What’s particularly interesting about Elle and Alex in Cross is how it explores Alex slowly entering a relationship after the dramatic and traumatic loss of his wife, and the reality that Alex may not be fully ready to entirely jump into a new partnership.
“I think in Hollywood and society, we’ve sold this idea of true love,” Walkes said. “But I’m more interested in real love. I’m more interested in stories that really give us moments of breath and reality and complexity, because we all have been through messy love stories.”
“To have moments where it’s written that these two people are trying to build bridges to each other in multiple ways, and some of them fall apart, that’s just real. That’s just love, that’s life. And so for me, it has been the most fulfilling thing as an artist to portray things that feel like breath. It feels like breathing. It is easy because it’s real. It’s true. It’s true to our nature as human beings and how we commune with one another.”

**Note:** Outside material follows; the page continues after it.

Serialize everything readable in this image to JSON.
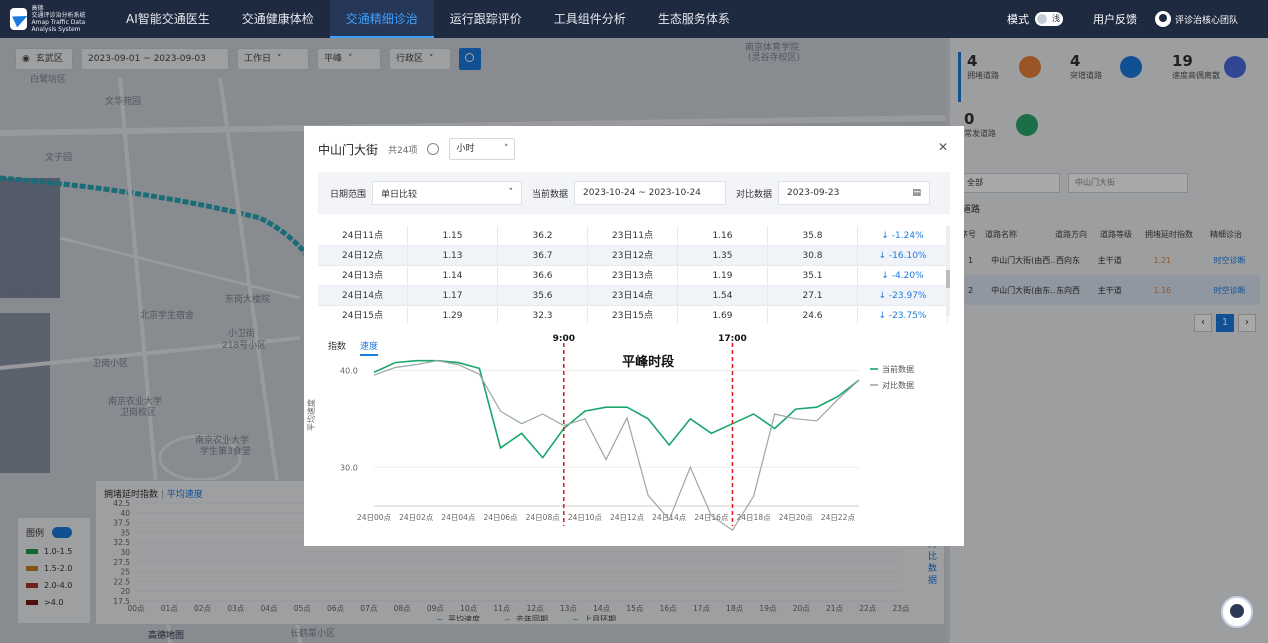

As Walkes highlights, Elle is also realistic about how Alex could fit into her life, not necessarily letting go of the life she’s built and being honest with him that this relationship can’t work if he doesn’t take steps to help himself as an individual.
“It’s so empowering because how many women will be able to relate to that? I mean, I relate to that,” Walkes said. “Just being able to be this very strong voice for someone you love, and you’re not even sure if that bet is going to play out in your favour.”
“Telling the truth that harshly, that tough love, you’re not sure how that’s going to play out for you, but what’s really beautiful. And what I wanted to portray is that invitation of, ‘I want to be here. I don’t need to be here.’ … She wants Cross, but she doesn’t need Cross. She’s built a beautiful life and cultivated a profession that she is incredibly in love with and passionate about, as the executive director of a non-profit working with kids. Being in her community, getting dirty and fighting for her people. … There is a part that looks like it could fit with what she’s already created. There is this beauty of this freedom that Elle gives Cross.”
It’s relationships between characters that are core to Cross. Borrowing a line from Watkins, Walkes said the hope is that “people come for the thriller and stay for the relationships.”